Considering the large amount of investment in railway transportation systems, effective use of resources is highly important. Typically, in order to utilize the line capacity, train scheduling plays a substantial role and thus attracts lots of attention all over the world.
Various train-scheduling models are introduced, according to different conditions of different countries. However, for Iran, no comprehensive scheduling model has been proposed yet, due to obligatory stops for the passenger trains to say their prayers.
In this paper, for first time, a comprehensive mathematical model by considering the constraint of obligatory stops for prayer is presented.
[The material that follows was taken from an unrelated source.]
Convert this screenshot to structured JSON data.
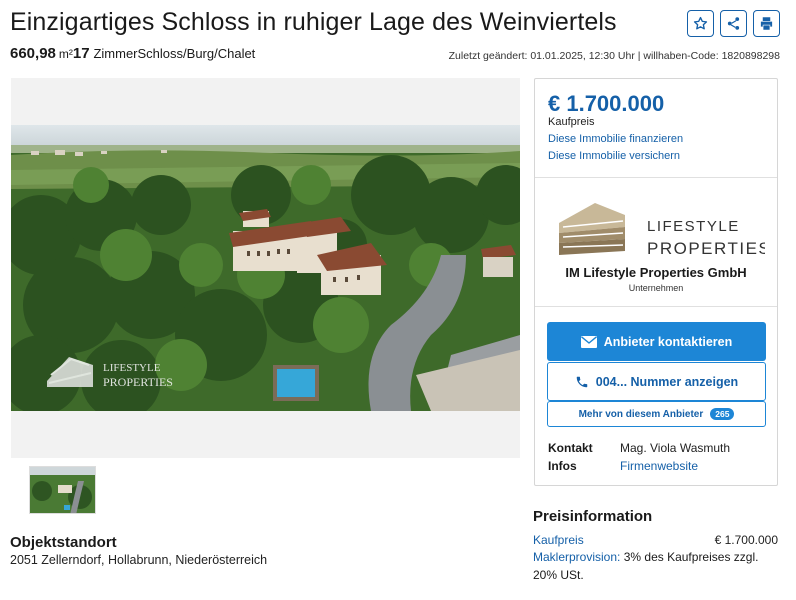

The constraint of obligatory stops for prayer is a domestic and religious attribute. In fact, Muslims believe it as essential to pray to God, in the certain times, with special rules or conditions. One of these rules is the restricted period of daily prayer. Another rule of praying is to keep still and calm, meanwhile. Moreover, the person must keep his/her body toward a certain direction, toward the City of Mecca, and should not turn away all during their prayers.
All the rules and conditions, above, necessitate stopping of the train in a certain period and in a suitable place. In this paper, the constraint of praying is modeled in three steps:
1. Recognition of the occurrence of praying conditions for each train at each station.
2. Recognition of stopping necessity for praying for each train.
3. Selection of the most appropriate station for stop.
At step 1, in order to recognize whether a train will reach a certain station in the permissible time of praying or not, it must confirm that the train arrives at the station after the beginning of this period and before the end of it. Only in the existence of both these conditions, the train can reach to the certain station in the permissible period and therefore can make a stop there.
At step 2, it verifies that the train has to stop for praying or not. In order to confirm the necessity or lack of necessity for stop at the intermediate station for praying, three groups of constraints are designed and integrated in the model. The first group of constraints verifies that the passengers have enough time for praying at the origin station. The second group of constraints verifies that the passengers have enough time at the destination station. Finally, the third group of constraints combines the results from the other two groups of constraints and determines in which trains, passengers do not have enough time for praying in either stations of origin and destination and therefore they must make a stop for praying on their way.
At step 3, based on consequences from steps 1 and 2, the best station is determined for making a stop on their ways. Finally, a small example and 11 sample problems are solved and the results are presented.